# Knock, Feldgrind, Any good for Espresso Grind



## Nightrider_1uk (Apr 26, 2020)

After a good few years of drinking Instant / Netspresso coffee, I've decided to go the proper coffee route. I have a Knock Feldgrind sitting in the garage, is this good enough for Espresso Grind


----------



## coffeechap (Apr 5, 2012)

Yes it will do espresso no problem


----------



## Nightrider_1uk (Apr 26, 2020)

Thanks coffeechap


----------



## grumble (Mar 16, 2020)

I use a feld 47 for espresso no probs.


----------



## Dallah (Jan 31, 2015)

grumble said:


> I use a feld 47 for espresso no probs.


 About how long does it take you to grind for espresso on your Feldgrind? Please & Thank you


----------



## Marcros (Feb 9, 2020)

I use the old feldgrind for espresso. I would allow a minute for grinding. Give or take. About 120 turns.

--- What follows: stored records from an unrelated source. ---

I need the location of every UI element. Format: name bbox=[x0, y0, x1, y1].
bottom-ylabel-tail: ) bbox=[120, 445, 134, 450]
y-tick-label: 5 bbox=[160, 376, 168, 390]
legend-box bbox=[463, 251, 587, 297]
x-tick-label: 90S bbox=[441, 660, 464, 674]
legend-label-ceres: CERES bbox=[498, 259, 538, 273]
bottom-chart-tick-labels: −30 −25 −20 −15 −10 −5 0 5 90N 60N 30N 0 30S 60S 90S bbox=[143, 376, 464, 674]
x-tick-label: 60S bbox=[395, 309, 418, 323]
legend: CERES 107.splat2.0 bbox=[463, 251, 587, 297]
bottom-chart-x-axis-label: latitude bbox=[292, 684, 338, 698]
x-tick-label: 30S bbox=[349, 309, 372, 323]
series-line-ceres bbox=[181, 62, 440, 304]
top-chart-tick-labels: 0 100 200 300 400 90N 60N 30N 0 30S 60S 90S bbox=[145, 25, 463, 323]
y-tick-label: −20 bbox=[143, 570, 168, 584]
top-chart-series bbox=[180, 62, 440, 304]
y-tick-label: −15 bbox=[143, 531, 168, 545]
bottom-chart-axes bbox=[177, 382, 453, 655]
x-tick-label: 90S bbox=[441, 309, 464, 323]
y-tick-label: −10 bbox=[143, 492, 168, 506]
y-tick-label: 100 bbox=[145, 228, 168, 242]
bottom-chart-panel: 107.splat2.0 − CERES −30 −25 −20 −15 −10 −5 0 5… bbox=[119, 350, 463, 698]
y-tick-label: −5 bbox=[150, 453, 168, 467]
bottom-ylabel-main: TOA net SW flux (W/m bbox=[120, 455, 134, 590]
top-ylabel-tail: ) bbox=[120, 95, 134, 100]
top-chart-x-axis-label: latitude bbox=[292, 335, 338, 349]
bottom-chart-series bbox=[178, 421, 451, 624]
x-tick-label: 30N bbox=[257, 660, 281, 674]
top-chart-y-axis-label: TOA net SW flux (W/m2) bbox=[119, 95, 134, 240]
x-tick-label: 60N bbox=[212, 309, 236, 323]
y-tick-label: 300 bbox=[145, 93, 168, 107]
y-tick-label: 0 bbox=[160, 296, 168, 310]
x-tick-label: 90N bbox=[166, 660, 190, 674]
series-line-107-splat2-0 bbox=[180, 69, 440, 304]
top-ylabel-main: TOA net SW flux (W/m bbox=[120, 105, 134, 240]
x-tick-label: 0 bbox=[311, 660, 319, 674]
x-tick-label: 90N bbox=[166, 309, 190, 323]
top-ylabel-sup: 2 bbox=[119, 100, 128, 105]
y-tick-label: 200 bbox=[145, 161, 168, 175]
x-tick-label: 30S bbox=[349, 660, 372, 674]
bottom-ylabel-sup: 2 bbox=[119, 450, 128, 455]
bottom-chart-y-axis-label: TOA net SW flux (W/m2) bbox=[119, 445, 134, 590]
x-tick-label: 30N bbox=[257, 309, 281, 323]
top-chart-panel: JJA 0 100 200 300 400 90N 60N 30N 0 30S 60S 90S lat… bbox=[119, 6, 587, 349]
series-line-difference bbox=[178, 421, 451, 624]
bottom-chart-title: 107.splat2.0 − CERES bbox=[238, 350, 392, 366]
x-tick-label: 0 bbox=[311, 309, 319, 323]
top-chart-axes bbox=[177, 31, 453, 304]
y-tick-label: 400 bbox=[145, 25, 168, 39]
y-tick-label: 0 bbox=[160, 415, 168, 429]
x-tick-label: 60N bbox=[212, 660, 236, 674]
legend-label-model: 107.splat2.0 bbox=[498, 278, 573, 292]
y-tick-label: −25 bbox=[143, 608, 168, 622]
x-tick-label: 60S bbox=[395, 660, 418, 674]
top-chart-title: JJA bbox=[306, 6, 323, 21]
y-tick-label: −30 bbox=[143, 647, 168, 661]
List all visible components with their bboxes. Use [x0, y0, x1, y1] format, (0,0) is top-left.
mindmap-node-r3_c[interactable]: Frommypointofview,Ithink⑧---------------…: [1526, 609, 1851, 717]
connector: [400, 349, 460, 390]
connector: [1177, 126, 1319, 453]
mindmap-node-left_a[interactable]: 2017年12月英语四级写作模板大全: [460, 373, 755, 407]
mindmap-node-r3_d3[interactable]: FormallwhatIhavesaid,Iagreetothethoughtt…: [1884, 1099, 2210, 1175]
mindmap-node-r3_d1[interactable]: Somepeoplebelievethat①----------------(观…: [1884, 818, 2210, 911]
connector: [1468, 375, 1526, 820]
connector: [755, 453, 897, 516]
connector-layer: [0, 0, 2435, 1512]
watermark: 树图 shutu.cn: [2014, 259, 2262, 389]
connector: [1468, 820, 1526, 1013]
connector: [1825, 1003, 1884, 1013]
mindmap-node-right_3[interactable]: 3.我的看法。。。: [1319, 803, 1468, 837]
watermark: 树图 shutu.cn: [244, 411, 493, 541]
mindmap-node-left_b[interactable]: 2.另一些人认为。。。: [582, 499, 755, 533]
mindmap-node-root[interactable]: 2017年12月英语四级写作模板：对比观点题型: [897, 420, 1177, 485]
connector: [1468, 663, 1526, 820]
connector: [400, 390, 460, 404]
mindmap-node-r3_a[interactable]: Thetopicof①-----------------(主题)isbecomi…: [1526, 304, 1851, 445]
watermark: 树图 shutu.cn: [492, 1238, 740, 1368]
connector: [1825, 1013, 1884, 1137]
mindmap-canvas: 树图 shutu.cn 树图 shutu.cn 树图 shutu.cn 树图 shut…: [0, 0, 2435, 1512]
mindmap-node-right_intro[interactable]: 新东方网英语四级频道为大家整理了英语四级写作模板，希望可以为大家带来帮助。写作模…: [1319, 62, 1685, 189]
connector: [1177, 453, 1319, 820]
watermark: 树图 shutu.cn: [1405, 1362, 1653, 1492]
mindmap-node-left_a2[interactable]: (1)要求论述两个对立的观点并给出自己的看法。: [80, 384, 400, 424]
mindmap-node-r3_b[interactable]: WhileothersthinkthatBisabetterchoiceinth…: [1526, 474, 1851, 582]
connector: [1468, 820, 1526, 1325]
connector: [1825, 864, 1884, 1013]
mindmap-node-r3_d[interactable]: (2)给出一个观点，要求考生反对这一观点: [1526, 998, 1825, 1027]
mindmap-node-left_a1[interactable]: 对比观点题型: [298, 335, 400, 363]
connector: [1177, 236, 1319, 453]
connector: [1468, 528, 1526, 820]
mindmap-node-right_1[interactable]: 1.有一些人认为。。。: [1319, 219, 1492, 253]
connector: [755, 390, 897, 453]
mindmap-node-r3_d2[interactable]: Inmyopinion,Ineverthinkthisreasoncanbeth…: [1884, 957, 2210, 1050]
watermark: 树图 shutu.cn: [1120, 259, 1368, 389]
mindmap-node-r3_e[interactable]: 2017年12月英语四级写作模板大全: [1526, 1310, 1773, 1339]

The feld47 has bigger burrs I think so would be quicker.


----------



## Kyle T (Jan 6, 2016)

Is there a big difference in the cup between using a Hand grind for espresso and a normal electric grinder?


----------



## MWJB (Feb 28, 2012)

Kyle T said:


> Is there a big difference in the cup between using a Hand grind for espresso and a normal electric grinder?


 About £100. 

Most of the espresso capable hand grinders use burrs already in use in electric espresso grinders, but the hand grinders cost less.

Electric grinders for brewed can be cheaper than some hand grinders, and may be considered normal for brewed coffee, but not for espresso.


----------



## MWJB (Feb 28, 2012)

Kyle T said:


> Is there a big difference in the cup between using a Hand grind for espresso and a normal electric grinder?


 It is worth noting that hand grinding espresso is really for the most dedicated. You're grinding at finer setting which means more resistance at the handle & longer grind times than for brewed. Fine when things are going well, but a real chore if struggling to dial in.


----------



## Wha burst the ba (Jun 20, 2020)

Feld47 owners, what setting are you at for espresso please. I sit at 1:8 to 1:3 for aeropress but I'm still fumbling about in the dark at times.

Other thing I have noticed is different grind effort required for lighter/darker roasts!!

Darker will be so much easier.


----------



## Dallah (Jan 31, 2015)

Wha burst the ba said:


> Feld47 owners, what setting are you at for espresso please. I sit at 1:8 to 1:3 for aeropress but I'm still fumbling about in the dark at times.
> 
> Other thing I have noticed is different grind effort required for lighter/darker roasts!!
> 
> Darker will be so much easier.


 Lighter roasts are definitely harder to grind. The hardest beans I have found so far have been Rocko Mountain from Ethiopa. Gorgeous coffee but I used to get worn out grinding them for brewed. I fear what they would be like at an espresso setting.


----------



## vct (Apr 13, 2020)

I've been using 1:8(ish) for darker roasts but finer for lighter. You're absolutely right about lighter roasts being harder to grind. Even going to medium rather than dark is hard work for my spaghetti arms 😂


----------



## Mulligrub (Jun 24, 2020)

I own a Feld 47 and couldn't be happier with it, the workmanship of the grinder is spot on. 
I can grind 14g of darkish roast on a setting of 1.9 -2.0 to give me a nice espresso consistency in just under 1 minute. Lighter roast I'll tighten up a bit. The beauty of a hand grinder is that it lets you try a variety of beans easily and without changing hoppers and the like. I've yet to count the number of turns on the handle..... I just check the start/ finish time on the kitchen clock!


----------